La conseillère municipale Lalatiana Ravololomanana a estimé, lors d’un point presse à Analakely, que la capitale ne doit pas devenir un terrain d’affrontements politiques. Malgré les tensions liées aux manifestations de la Génération Z, les conseillers municipaux ont poursuivi leur mission, notamment l’adoption du budget 2026, comme l’exige la loi.
« Nous avons agi dans l’intérêt de la ville : collecte des ordures, salaires, services de base », a-t-elle déclaré.
Dans le même ordre d’idée, elle de dénoncer les tentatives d’ingérence dans la gestion locale, notamment la destitution illégale de chefs de fokontany dans certains arrondissements et lance un appel aux autorités en place, « un appel au respect de la légalité », insiste-t-elle.

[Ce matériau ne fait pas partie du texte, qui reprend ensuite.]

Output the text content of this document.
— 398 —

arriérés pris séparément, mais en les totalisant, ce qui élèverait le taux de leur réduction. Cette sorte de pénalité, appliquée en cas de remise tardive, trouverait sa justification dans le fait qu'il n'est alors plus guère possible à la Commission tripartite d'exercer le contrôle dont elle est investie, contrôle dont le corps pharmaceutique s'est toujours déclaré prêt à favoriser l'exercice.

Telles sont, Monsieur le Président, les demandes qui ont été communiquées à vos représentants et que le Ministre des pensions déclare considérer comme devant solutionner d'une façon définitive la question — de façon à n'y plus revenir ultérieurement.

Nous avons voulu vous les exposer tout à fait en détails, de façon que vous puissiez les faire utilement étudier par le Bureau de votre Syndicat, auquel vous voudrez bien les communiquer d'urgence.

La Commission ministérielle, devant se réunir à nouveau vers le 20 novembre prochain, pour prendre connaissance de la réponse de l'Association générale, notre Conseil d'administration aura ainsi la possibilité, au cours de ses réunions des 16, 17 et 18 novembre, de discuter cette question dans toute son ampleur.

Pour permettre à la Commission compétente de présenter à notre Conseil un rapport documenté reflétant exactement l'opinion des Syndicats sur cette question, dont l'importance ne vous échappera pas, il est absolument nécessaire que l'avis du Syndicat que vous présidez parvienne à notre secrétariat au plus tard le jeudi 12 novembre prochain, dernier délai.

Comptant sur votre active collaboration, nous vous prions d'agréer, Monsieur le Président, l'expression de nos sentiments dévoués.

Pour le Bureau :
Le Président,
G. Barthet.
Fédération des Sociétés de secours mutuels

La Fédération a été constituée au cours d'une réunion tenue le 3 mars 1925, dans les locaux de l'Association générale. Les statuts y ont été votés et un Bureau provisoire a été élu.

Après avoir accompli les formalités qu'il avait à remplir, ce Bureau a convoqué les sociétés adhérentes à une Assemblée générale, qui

Concernant les rumeurs de nomination d’un PDS à la tête de la commune, la conseillère municipale estime que les autorités privilégient la réconciliation, et défend le droit à la diversité d’opinion :
« Ce n’est ni un crime ni une faute d’avoir collaboré avec l’ancien régime », souligne-t-elle, tout en insistant sur la nécessité de respecter l’Etat de droit, quelle que soit la couleur politique des élus. « Nous n’accepterons pas que la haine s’installe dans la ville », avance-t-elle.
Les conseillers municipaux déclarent être à l’écoute des citoyens et transmettre leurs préoccupations aux autorités compétentes. « Dans une démocratie, il y a des partisans et des opposants, mais la gestion de la ville doit rester neutre. »
« Antananarivo ne doit plus être une victime des jeux politiques. La stabilité passe par le respect des lois et une gouvernance responsable », conclut Lalatiana Ravololomanana.